For example the following javacc code

SqlNode SqlShowTables() :
{
    final Span s;
    final SqlIdentifier schema;
}
{
    <SHOW> { s = span(); } <TABLES> <FROM>
    schema = CompoundIdentifier()
    {
        return new SqlShowTables(s.end(this), schema);
    }
}

describes a parser line, which understands SQL statements such as

SHOW TABLES FROM "schema"

While parsing the SQL, they are turned into an instance of the Java class SqlShowTables (which is also defined in this project). The Span is used internally in Apache Calcite to store the position in the parsed SQL statement (e.g. for better error output). The SqlShowTables javacc function (not the Java class SqlShowTables) is listed in config.fmpp as a statementParserMethods, which makes it parsable as main SQL statement (similar to any normal SELECT ... statement). All Java classes used as parser return values inherit from the Calcite class SqlNode or any derived subclass (if it makes sense). Those classes are barely containers to store the information from the parsed SQL statements (such as the schema name in the example above) and do not have any business logic by themselves.

3. SQL is (maybe) optimized

Once the SQL string is parsed into an instance of a SqlNode (or a subclass of it), Apache Calcite can convert it into a relational algebra and optimize it. As this is only implemented for Calcite-own classes (and not for the custom classes such as SqlCreateModel) this conversion and optimization is not triggered for all SQL statements (have a look into Context._get_ral()).

After optimization, the resulting Java instance will be a class of any of the Logical* classes in Apache Calcite (such as LogicalJoin). Each of those can contain other instances as “inputs” creating a tree of different steps in the SQL statement (see below for an example).

So after all, the result is either an optimized tree of steps in the relational algebra (represented by instances of the Logical* classes) or an instance of a SqlNode (sub)class.

4. Translation to Dask API calls

Depending on which type the resulting java class has, they are converted into calls to python functions using different python “converters”. For each Java class, there exist a converter class in the dask_sql.physical.rel folder, which are registered at the dask_sql.physical.rel.convert.RelConverter class. Their job is to use the information stored in the java class instances and turn it into calls to python functions (see the example below for more information).

As many SQL statements contain calculations using literals and/or columns, these are split into their own functionality (dask_sql.physical.rex) following a similar plugin-based converter system.
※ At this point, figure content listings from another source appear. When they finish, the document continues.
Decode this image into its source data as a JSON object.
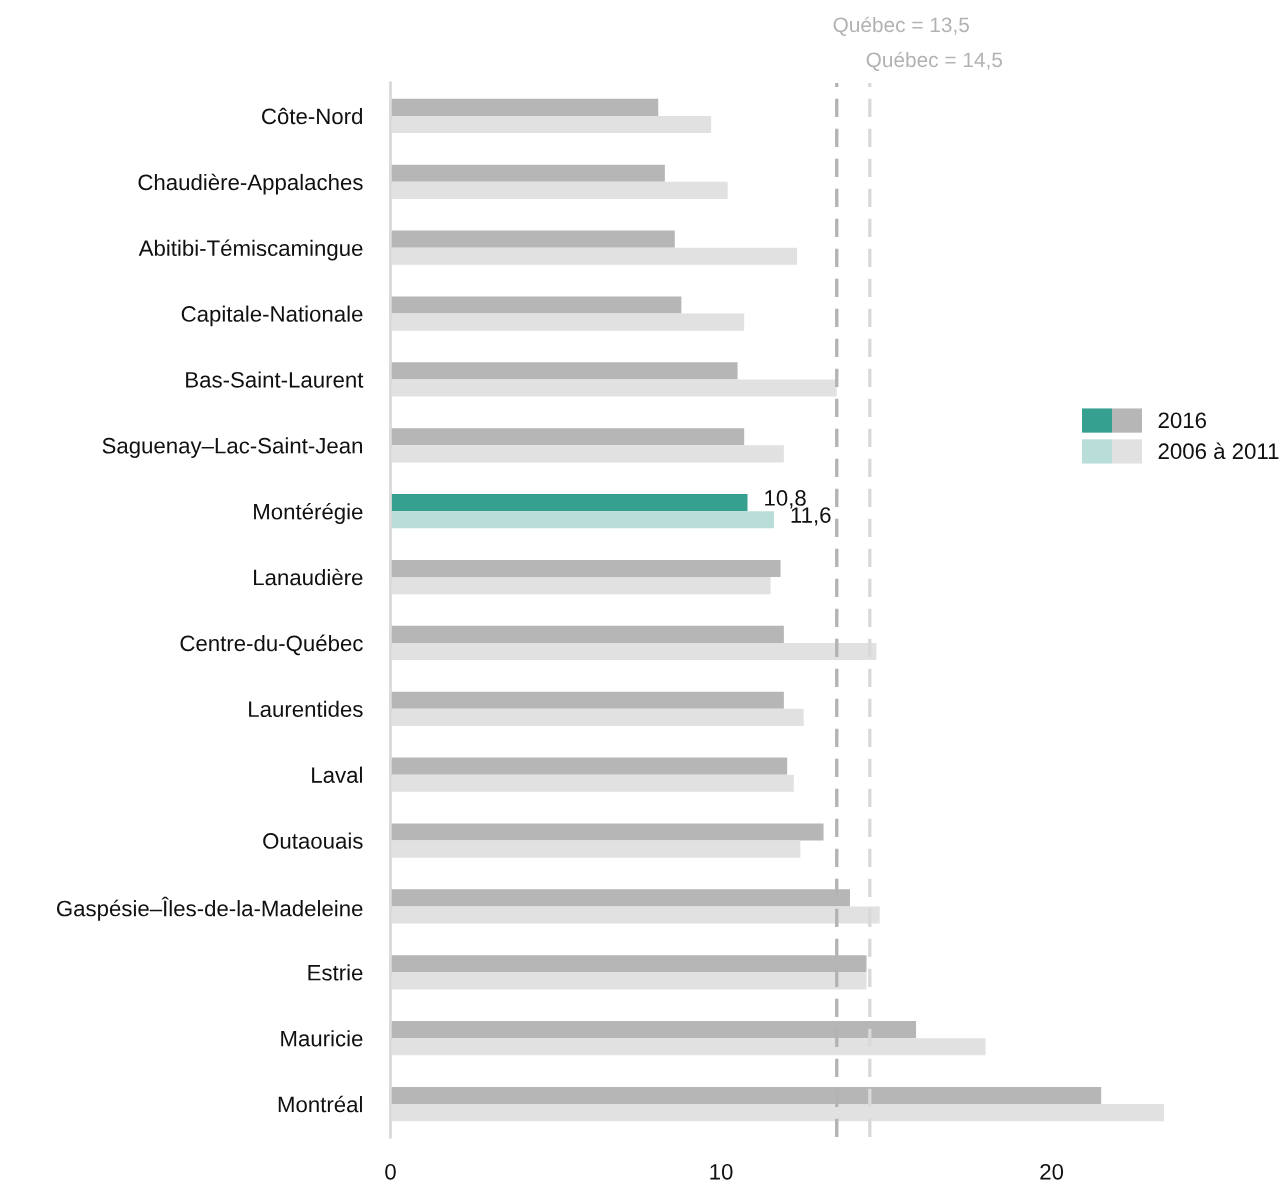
{
  "chart_data": {
    "type": "bar",
    "orientation": "horizontal",
    "categories": [
      "Côte-Nord",
      "Chaudière-Appalaches",
      "Abitibi-Témiscamingue",
      "Capitale-Nationale",
      "Bas-Saint-Laurent",
      "Saguenay–Lac-Saint-Jean",
      "Montérégie",
      "Lanaudière",
      "Centre-du-Québec",
      "Laurentides",
      "Laval",
      "Outaouais",
      "Gaspésie–Îles-de-la-Madeleine",
      "Estrie",
      "Mauricie",
      "Montréal"
    ],
    "series": [
      {
        "name": "2016",
        "color": "#b6b6b6",
        "colors": [
          "#b6b6b6",
          "#b6b6b6",
          "#b6b6b6",
          "#b6b6b6",
          "#b6b6b6",
          "#b6b6b6",
          "#36a090",
          "#b6b6b6",
          "#b6b6b6",
          "#b6b6b6",
          "#b6b6b6",
          "#b6b6b6",
          "#b6b6b6",
          "#b6b6b6",
          "#b6b6b6",
          "#b6b6b6"
        ],
        "values": [
          8.1,
          8.3,
          8.6,
          8.8,
          10.5,
          10.7,
          10.8,
          11.8,
          11.9,
          11.9,
          12.0,
          13.1,
          13.9,
          14.4,
          15.9,
          21.5
        ],
        "value_labels": [
          null,
          null,
          null,
          null,
          null,
          null,
          "10,8",
          null,
          null,
          null,
          null,
          null,
          null,
          null,
          null,
          null
        ]
      },
      {
        "name": "2006 à 2011",
        "color": "#e1e1e1",
        "colors": [
          "#e1e1e1",
          "#e1e1e1",
          "#e1e1e1",
          "#e1e1e1",
          "#e1e1e1",
          "#e1e1e1",
          "#b9deda",
          "#e1e1e1",
          "#e1e1e1",
          "#e1e1e1",
          "#e1e1e1",
          "#e1e1e1",
          "#e1e1e1",
          "#e1e1e1",
          "#e1e1e1",
          "#e1e1e1"
        ],
        "values": [
          9.7,
          10.2,
          12.3,
          10.7,
          13.5,
          11.9,
          11.6,
          11.5,
          14.7,
          12.5,
          12.2,
          12.4,
          14.8,
          14.4,
          18.0,
          23.4
        ],
        "value_labels": [
          null,
          null,
          null,
          null,
          null,
          null,
          "11,6",
          null,
          null,
          null,
          null,
          null,
          null,
          null,
          null,
          null
        ]
      }
    ],
    "xlim": [
      0,
      23.4
    ],
    "xticks": [
      0,
      10,
      20
    ],
    "ref_lines": [
      {
        "axis": "x",
        "value": 13.5,
        "label": "Québec = 13,5",
        "color": "#b3b3b3",
        "line_style": "dashed"
      },
      {
        "axis": "x",
        "value": 14.5,
        "label": "Québec = 14,5",
        "color": "#d9d9d9",
        "line_style": "dashed"
      }
    ],
    "legend": "right"
  }
}
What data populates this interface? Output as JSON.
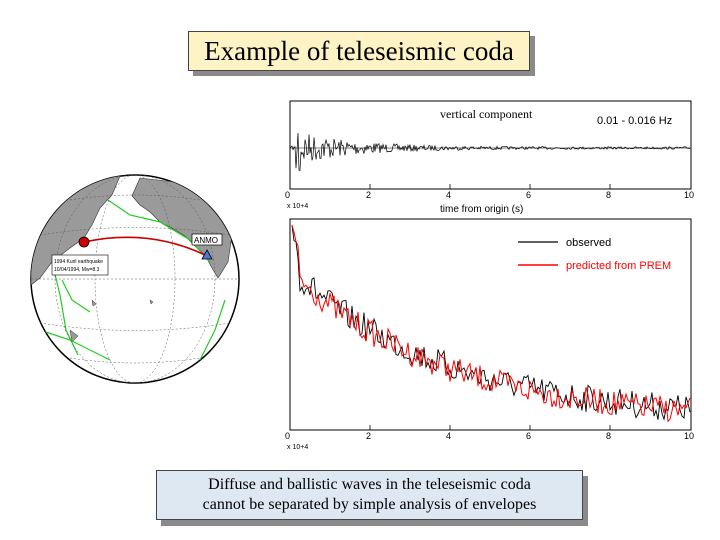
{
  "slide": {
    "title": "Example of teleseismic coda",
    "caption_line1": "Diffuse and ballistic waves in the teleseismic coda",
    "caption_line2": "cannot be separated by simple analysis of envelopes"
  },
  "globe": {
    "station_label": "ANMO",
    "event_label_line1": "1994 Kuril earthquake",
    "event_label_line2": "10/04/1994, Mw=8.3",
    "colors": {
      "ocean": "#ffffff",
      "land": "#9a9a9a",
      "path": "#cc0000",
      "plates": "#22cc22"
    }
  },
  "top_panel": {
    "component_label": "vertical component",
    "band_label": "0.01 - 0.016 Hz",
    "x_ticks": [
      "0",
      "2",
      "4",
      "6",
      "8",
      "10"
    ],
    "x_scale": "x 10+4",
    "xlabel": "time from origin (s)"
  },
  "bottom_panel": {
    "x_ticks": [
      "0",
      "2",
      "4",
      "6",
      "8",
      "10"
    ],
    "x_scale": "x 10+4",
    "legend": [
      {
        "label": "observed",
        "color": "#000000"
      },
      {
        "label": "predicted from PREM",
        "color": "#ff0000"
      }
    ]
  }
}
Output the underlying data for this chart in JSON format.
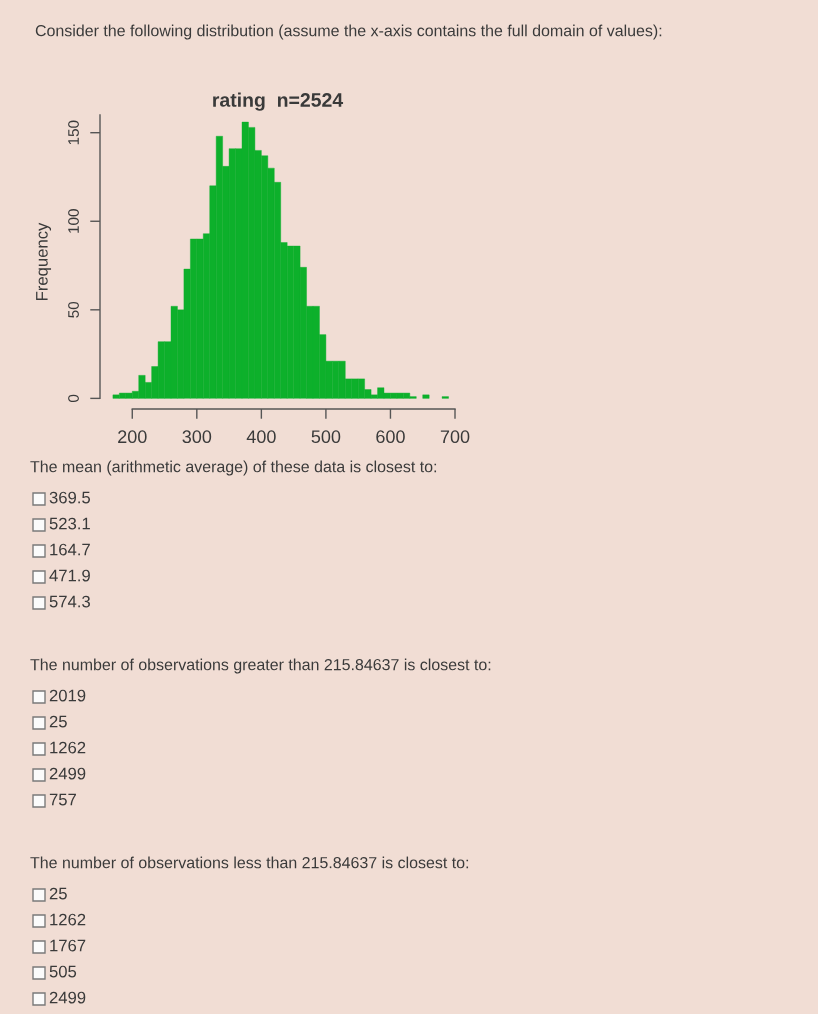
{
  "chart_data": {
    "type": "histogram",
    "title": "rating  n=2524",
    "ylabel": "Frequency",
    "bins": [
      170,
      180,
      190,
      200,
      210,
      220,
      230,
      240,
      250,
      260,
      270,
      280,
      290,
      300,
      310,
      320,
      330,
      340,
      350,
      360,
      370,
      380,
      390,
      400,
      410,
      420,
      430,
      440,
      450,
      460,
      470,
      480,
      490,
      500,
      510,
      520,
      530,
      540,
      550,
      560,
      570,
      580,
      590,
      600,
      610,
      620,
      630,
      640,
      650,
      660,
      670,
      680,
      690
    ],
    "values": [
      2,
      3,
      3,
      4,
      13,
      9,
      18,
      32,
      32,
      52,
      50,
      73,
      90,
      90,
      93,
      120,
      148,
      131,
      141,
      141,
      156,
      153,
      140,
      137,
      130,
      122,
      88,
      86,
      86,
      74,
      52,
      52,
      36,
      21,
      21,
      21,
      11,
      11,
      11,
      5,
      2,
      6,
      3,
      3,
      3,
      3,
      1,
      0,
      2,
      0,
      0,
      1
    ],
    "color": "#0db02b",
    "xlim": [
      150,
      700
    ],
    "ylim": [
      -6,
      160
    ],
    "xticks": [
      200,
      300,
      400,
      500,
      600,
      700
    ],
    "yticks": [
      0,
      50,
      100,
      150
    ],
    "annotations": [
      "Consider the following distribution (assume the x-axis contains the full domain of values):",
      "The mean (arithmetic average) of these data is closest to:",
      "369.5",
      "523.1",
      "164.7",
      "471.9",
      "574.3",
      "The number of observations greater than 215.84637 is closest to:",
      "2019",
      "25",
      "1262",
      "2499",
      "757",
      "The number of observations less than 215.84637 is closest to:",
      "25",
      "1262",
      "1767",
      "505",
      "2499"
    ]
  }
}
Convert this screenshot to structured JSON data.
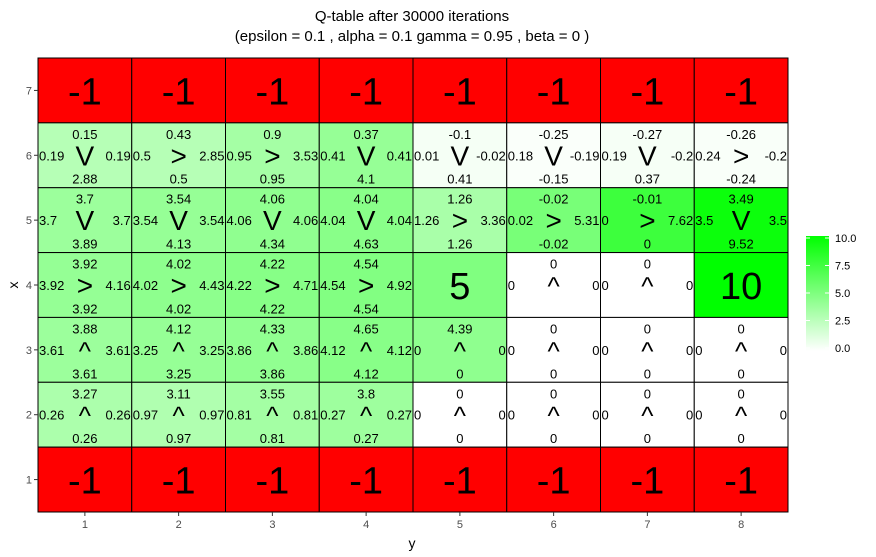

Have a look into the specific classes to understand how the conversion of a specific SQL language feature is implemented.

5. Result

The result of each of the conversions is a dask.DataFrame, which is given to the user. In case of the command line tool or the SQL server, it is evaluated immediately - otherwise it can be used for further calculations by the user.

Example

Let’s walk through the steps above using the example SQL statement

SELECT x + y FROM timeseries WHERE x > 0

assuming the table “timeseries” is already registered. If you want to follow along with the steps outlined in the following, start the command line tool in debug mode

dask-sql --load-test-data --startup --log-level DEBUG

and enter the SQL statement above.

First, the SQL is parsed by Apache Calcite and (as it is not a custom statement) transformed into a tree of relational algebra objects.

LogicalProject(EXPR$0=[+($3, $4)])
    LogicalFilter(condition=[>($3, 0)])
        LogicalTableScan(table=[[schema, timeseries]])

The tree output above means, that the outer instance (LogicalProject) needs as input the output of the previous instance (LogicalFilter) etc.

Therefore the conversion to python API calls is called recursively (depth-first). First, the LogicalTableScan is converted using the rel.logical.table_scan.LogicalTableScanPlugin plugin. It will just get the correct dask.DataFrame from the dictionary of already registered tables of the context. Next, the LogicalFilter (having the dataframe as input), is converted via the rel.logical.filter.LogicalFilterPlugin. The filter expression >($3, 0) is converted into df["x"] > 0 using a combination of REX plugins (have a look into the debug output to learn more) and applied to the dataframe. The resulting dataframe is then passed to the converter rel.logical.project.LogicalProjectPlugin for the LogicalProject. This will calculate the expression df["x"] + df["y"] (after having converted it via the class:RexCallPlugin plugin) and return the final result to the user.

df_table_scan = context.tables["timeseries"]
df_filter = df_table_scan[df_table_scan["x"] > 0]
df_project = df_filter.assign(col=df_filter["x"] + df_filter["y"])
return df_project[["col"]]